While cloud computing and the abundant project data it provides have transformed everything from construction management to conceptual design, preconstruction estimating remains stubbornly unchanged, with an estimated three quarters of estimators still using manual spreadsheets or some form of on-premise estimating software. Ediphi and its founder, Dustin DeVan, want to change that.
Estimating “has seen the least change in the software providers, if you think about the disruption that’s happened in project management,” says DeVan, who previously founded preconstruction bidding platform BuildingConnected before selling it to Autodesk in 2018. “Almost everyone has shifted from Prolog or some of these other desktop applications to cloud solution providers like Procore or Autodesk.”
DeVan said that hasn’t happened with preconstruction estimating, but, with Ediphi, he wants to help construction companies move to the cloud.
Varying regional costs and project needs are often cited as reasons estimating remains siloed.
“Every company that has estimating software that you access via their virtual desktop, they create a different server for each location that they operate in, which means that they’re actually disparate systems across the organization that don’t realize any of the benefits of being cloud-based,” DeVan says.
Many estimators also still look at their estimates as a competitive advantage. They see it as both a science and an art, DeVan adds.
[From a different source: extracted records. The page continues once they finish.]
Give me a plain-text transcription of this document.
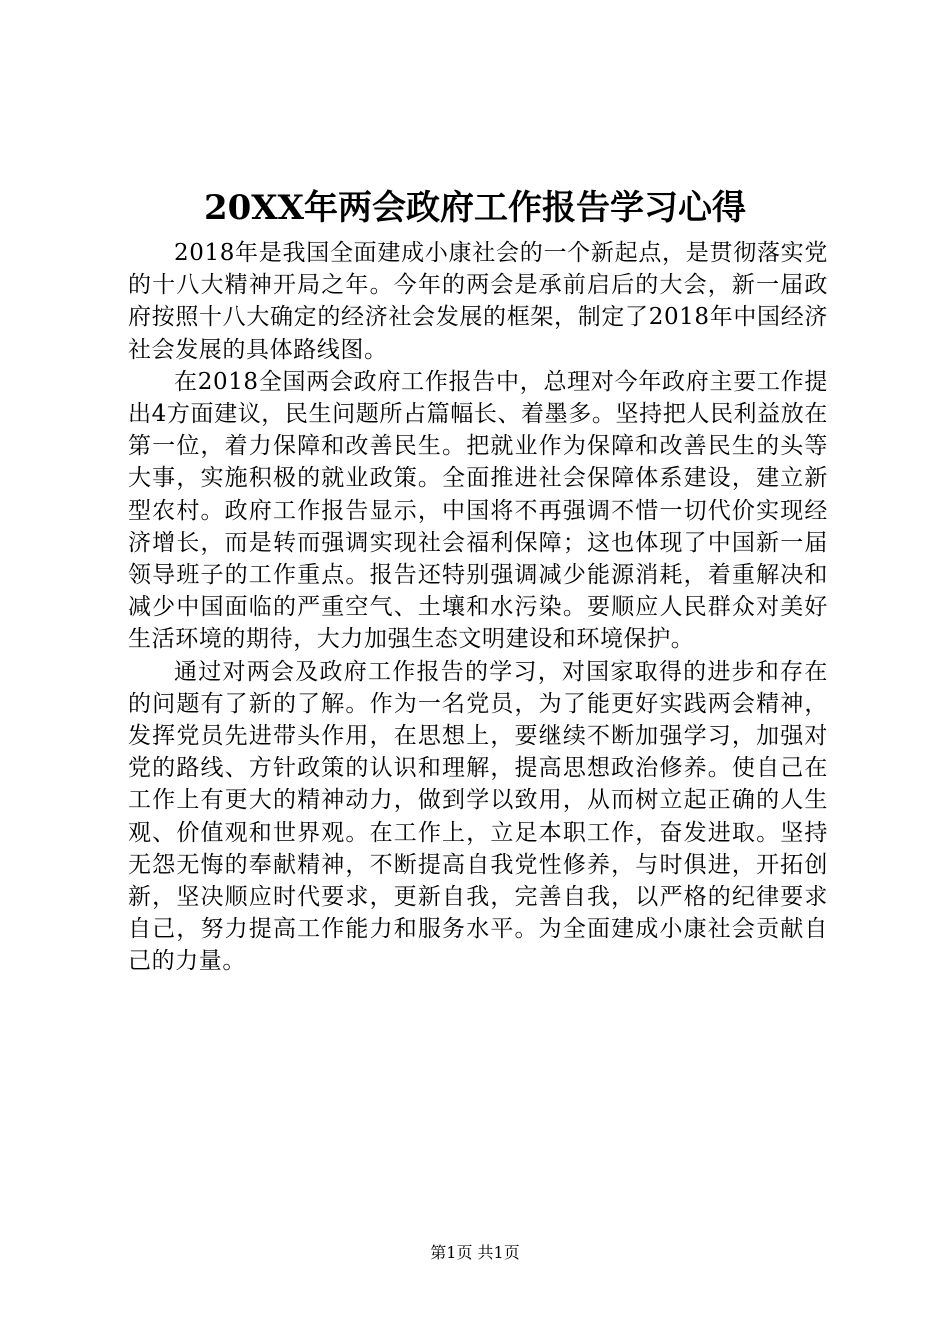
20XX年两会政府工作报告学习心得

2018年是我国全面建成小康社会的一个新起点，是贯彻落实党的十八大精神开局之年。今年的两会是承前启后的大会，新一届政府按照十八大确定的经济社会发展的框架，制定了2018年中国经济社会发展的具体路线图。

在2018全国两会政府工作报告中，总理对今年政府主要工作提出4方面建议，民生问题所占篇幅长、着墨多。坚持把人民利益放在第一位，着力保障和改善民生。把就业作为保障和改善民生的头等大事，实施积极的就业政策。全面推进社会保障体系建设，建立新型农村。政府工作报告显示，中国将不再强调不惜一切代价实现经济增长，而是转而强调实现社会福利保障；这也体现了中国新一届领导班子的工作重点。报告还特别强调减少能源消耗，着重解决和减少中国面临的严重空气、土壤和水污染。要顺应人民群众对美好生活环境的期待，大力加强生态文明建设和环境保护。

通过对两会及政府工作报告的学习，对国家取得的进步和存在的问题有了新的了解。作为一名党员，为了能更好实践两会精神，发挥党员先进带头作用，在思想上，要继续不断加强学习，加强对党的路线、方针政策的认识和理解，提高思想政治修养。使自己在工作上有更大的精神动力，做到学以致用，从而树立起正确的人生观、价值观和世界观。在工作上，立足本职工作，奋发进取。坚持无怨无悔的奉献精神，不断提高自我党性修养，与时俱进，开拓创新，坚决顺应时代要求，更新自我，完善自我，以严格的纪律要求自己，努力提高工作能力和服务水平。为全面建成小康社会贡献自己的力量。

第1页 共1页
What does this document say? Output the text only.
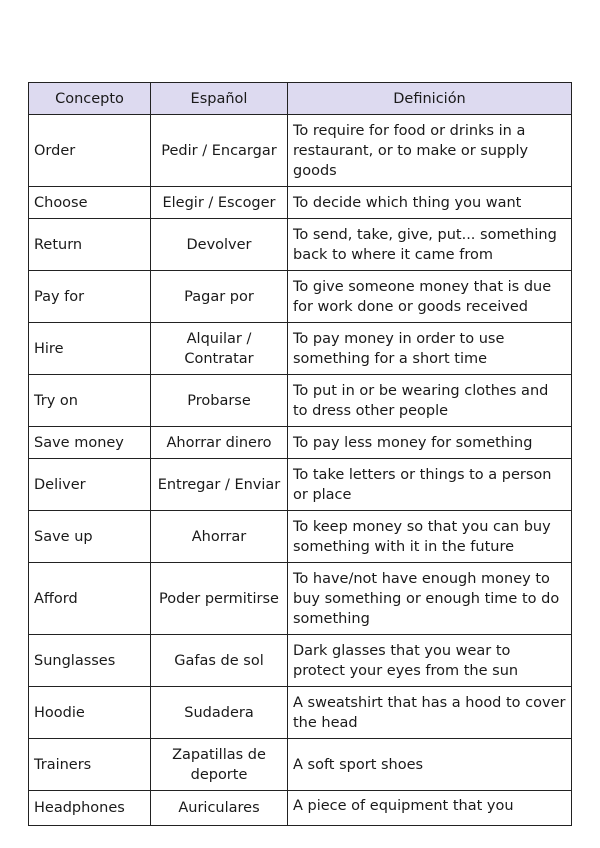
Concepto	Español	Definición
Order	Pedir / Encargar	To require for food or drinks in a restaurant, or to make or supply goods
Choose	Elegir / Escoger	To decide which thing you want
Return	Devolver	To send, take, give, put... something back to where it came from
Pay for	Pagar por	To give someone money that is due for work done or goods received
Hire	Alquilar / Contratar	To pay money in order to use something for a short time
Try on	Probarse	To put in or be wearing clothes and to dress other people
Save money	Ahorrar dinero	To pay less money for something
Deliver	Entregar / Enviar	To take letters or things to a person or place
Save up	Ahorrar	To keep money so that you can buy something with it in the future
Afford	Poder permitirse	To have/not have enough money to buy something or enough time to do something
Sunglasses	Gafas de sol	Dark glasses that you wear to protect your eyes from the sun
Hoodie	Sudadera	A sweatshirt that has a hood to cover the head
Trainers	Zapatillas de deporte	A soft sport shoes
Headphones	Auriculares	A piece of equipment that you
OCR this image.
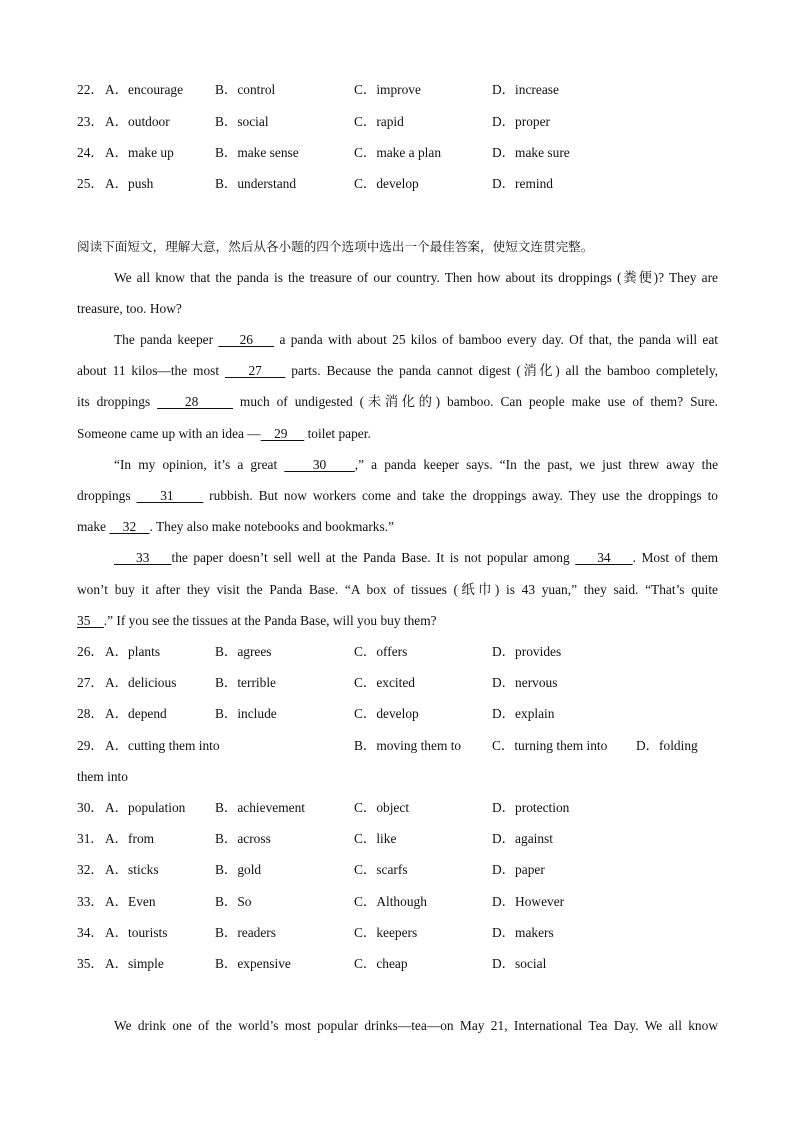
22． A．encourage B．control	C．improve	D．increase
23． A．outdoor	B．social	C．rapid	D．proper
24． A．make up	B．make sense	C．make a plan	D．make sure
25． A．push	B．understand	C．develop	D．remind
阅读下面短文，理解大意，然后从各小题的四个选项中选出一个最佳答案，使短文连贯完整。
We all know that the panda is the treasure of our country. Then how about its droppings (粪便)? They are
treasure, too. How?
The panda keeper     26     a panda with about 25 kilos of bamboo every day. Of that, the panda will eat
about 11 kilos—the most     27     parts. Because the panda cannot digest (消化) all the bamboo completely,
its droppings     28      much of undigested (未消化的) bamboo. Can people make use of them? Sure.
Someone came up with an idea —    29      toilet paper.
“In my opinion, it’s a great     30    ,” a panda keeper says. “In the past, we just threw away the
droppings     31      rubbish. But now workers come and take the droppings away. They use the droppings to
make     32    . They also make notebooks and bookmarks.”
33    the paper doesn’t sell well at the Panda Base. It is not popular among     34    . Most of them
won’t buy it after they visit the Panda Base. “A box of tissues (纸巾) is 43 yuan,” they said. “That’s quite
35    .” If you see the tissues at the Panda Base, will you buy them?
26． A．plants	B．agrees	C．offers	D．provides
27． A．delicious	B．terrible	C．excited	D．nervous
28． A．depend	B．include	C．develop	D．explain
29． A．cutting them into	B．moving them to C．turning them into D．folding
them into
30． A．population B．achievement	C．object	D．protection
31． A．from	B．across	C．like	D．against
32． A．sticks	B．gold	C．scarfs	D．paper
33． A．Even	B．So	C．Although	D．However
34． A．tourists	B．readers	C．keepers	D．makers
35． A．simple	B．expensive	C．cheap	D．social
We drink one of the world’s most popular drinks—tea—on May 21, International Tea Day. We all know
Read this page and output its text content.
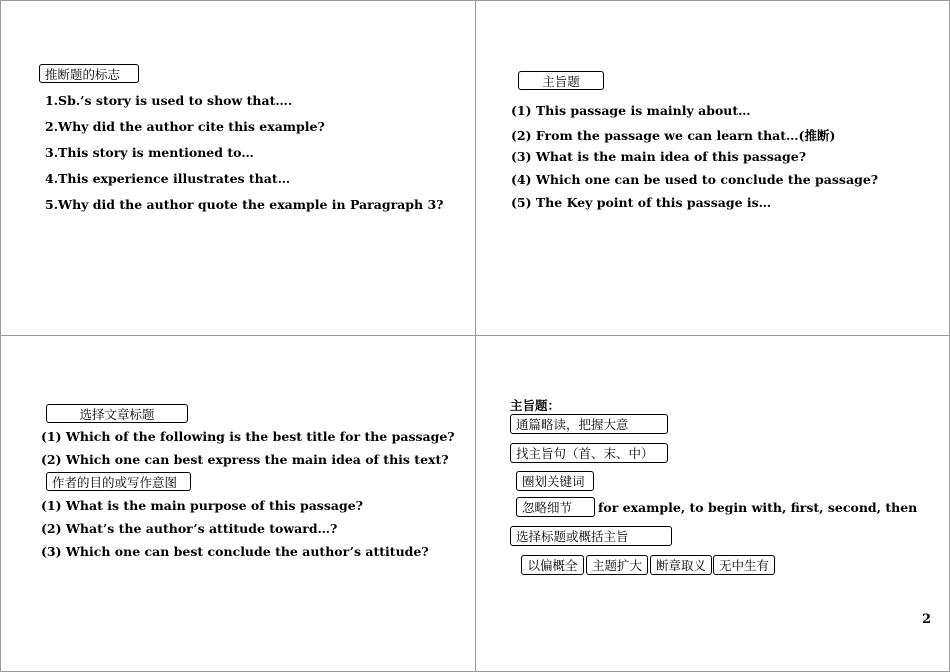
推断题的标志
1.Sb.’s story is used to show that….
2.Why did the author cite this example?
3.This story is mentioned to…
4.This experience illustrates that…
5.Why did the author quote the example in Paragraph 3?
主旨题
(1) This passage is mainly about…
(2) From the passage we can learn that…(推断)
(3) What is the main idea of this passage?
(4) Which one can be used to conclude the passage?
(5) The Key point of this passage is…
选择文章标题
(1) Which of the following is the best title for the passage?
(2) Which one can best express the main idea of this text?
作者的目的或写作意图
(1) What is the main purpose of this passage?
(2) What’s the author’s attitude toward…?
(3) Which one can best conclude the author’s attitude?
主旨题：
通篇略读，把握大意
找主旨句（首、末、中）
圈划关键词
忽略细节	for example, to begin with, first, second, then
选择标题或概括主旨
以偏概全	主题扩大	断章取义	无中生有
2
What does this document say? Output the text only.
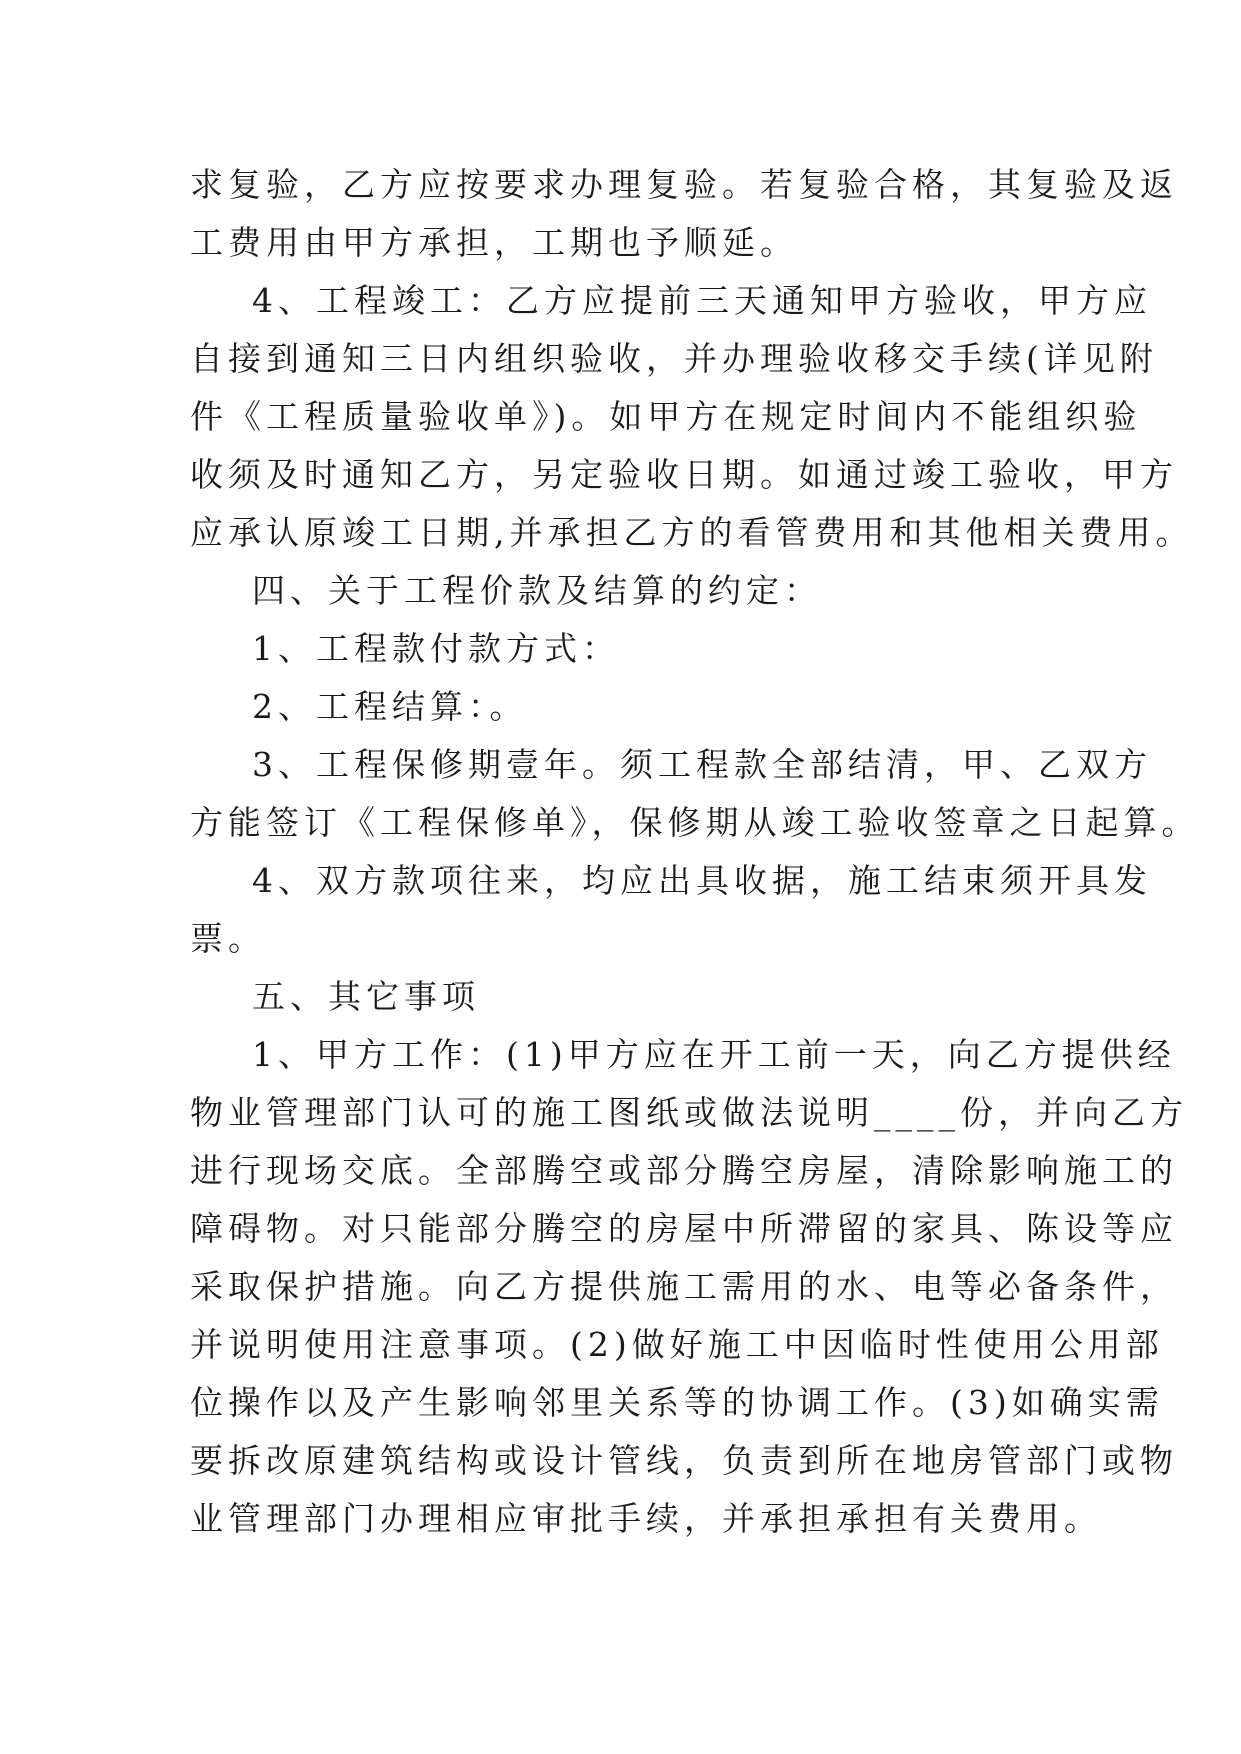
求复验，乙方应按要求办理复验。若复验合格，其复验及返
工费用由甲方承担，工期也予顺延。
4、工程竣工：乙方应提前三天通知甲方验收，甲方应
自接到通知三日内组织验收，并办理验收移交手续(详见附
件《工程质量验收单》)。如甲方在规定时间内不能组织验
收须及时通知乙方，另定验收日期。如通过竣工验收，甲方
应承认原竣工日期,并承担乙方的看管费用和其他相关费用。
四、关于工程价款及结算的约定：
1、工程款付款方式：
2、工程结算：。
3、工程保修期壹年。须工程款全部结清，甲、乙双方
方能签订《工程保修单》，保修期从竣工验收签章之日起算。
4、双方款项往来，均应出具收据，施工结束须开具发
票。
五、其它事项
1、甲方工作：(1)甲方应在开工前一天，向乙方提供经
物业管理部门认可的施工图纸或做法说明____份，并向乙方
进行现场交底。全部腾空或部分腾空房屋，清除影响施工的
障碍物。对只能部分腾空的房屋中所滞留的家具、陈设等应
采取保护措施。向乙方提供施工需用的水、电等必备条件，
并说明使用注意事项。(2)做好施工中因临时性使用公用部
位操作以及产生影响邻里关系等的协调工作。(3)如确实需
要拆改原建筑结构或设计管线，负责到所在地房管部门或物
业管理部门办理相应审批手续，并承担承担有关费用。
“There is intellectual property in what you put into an estimate, but you’re not sacrificing that when you use us as a cloud application,” DeVan says. He added the biggest vulnerability to construction data remains people assisting a cyber intrusion, not cloud-based systems.
Ediphi provides a proprietary set of estimation capabilities, integrating data sheets and unit mixes. It also gives estimators configurability to create assemblies for several scales of projects. For example, during a project’s earliest stage, with just rough material quantities based on general geometry, Ediphi can match this information with historical cost data to make estimates. Floor-height ratios and perimeters can be used to calculate costs.
“One thing that we really struggle with in our current estimating platform is we can’t do formulas,” says Kyle Bonde, senior estimator at Hensel Phelps, which has been testing Ediphi in a pilot since October. “[Estimates] tied to perimeter area allows us to use dynamic formulas in the quantity cell before you have a takeoff. That’s what this thing’s built for.”
Seven Hensel Phelps regions are participating in the pilot program, which involves roughly $2 billion in work.
Bonde said that the platform also brings transparency, which allows Hensel Phelps to learn how estimates were derived.
“It’s kind of colorful,” he says. “Once you realize, ‘I can track the steps on any of my or anybody else’s estimates,’ you realize how powerful it is. That’s the key to estimating—following your tracks. If I need to send an estimate to someone, or I need to follow their tracks to find out how they came up with [an estimate], I can do that.”
Bonde also said the user interface having buttons is easy for estimators to grasp because they’re similar to quantity cells in a spreadsheet.
“I’ll spend an hour with somebody and as long as they’re a little tech savvy, they’ll be able to use it,” he says. “Maybe two hours.”
In April, DPR Construction’s preconstruction teams agreed to begin a transition to Ediphi’s preconstruction estimating platform after a similar pilot program.
Alan Watt, a preconstruction technology executive at DPR, said in a statement the agreement was to “streamline our workflows for better efficiency, aggregate and improve the quality of our data and reduce our reliance on custom in-house tools and disconnected applications.”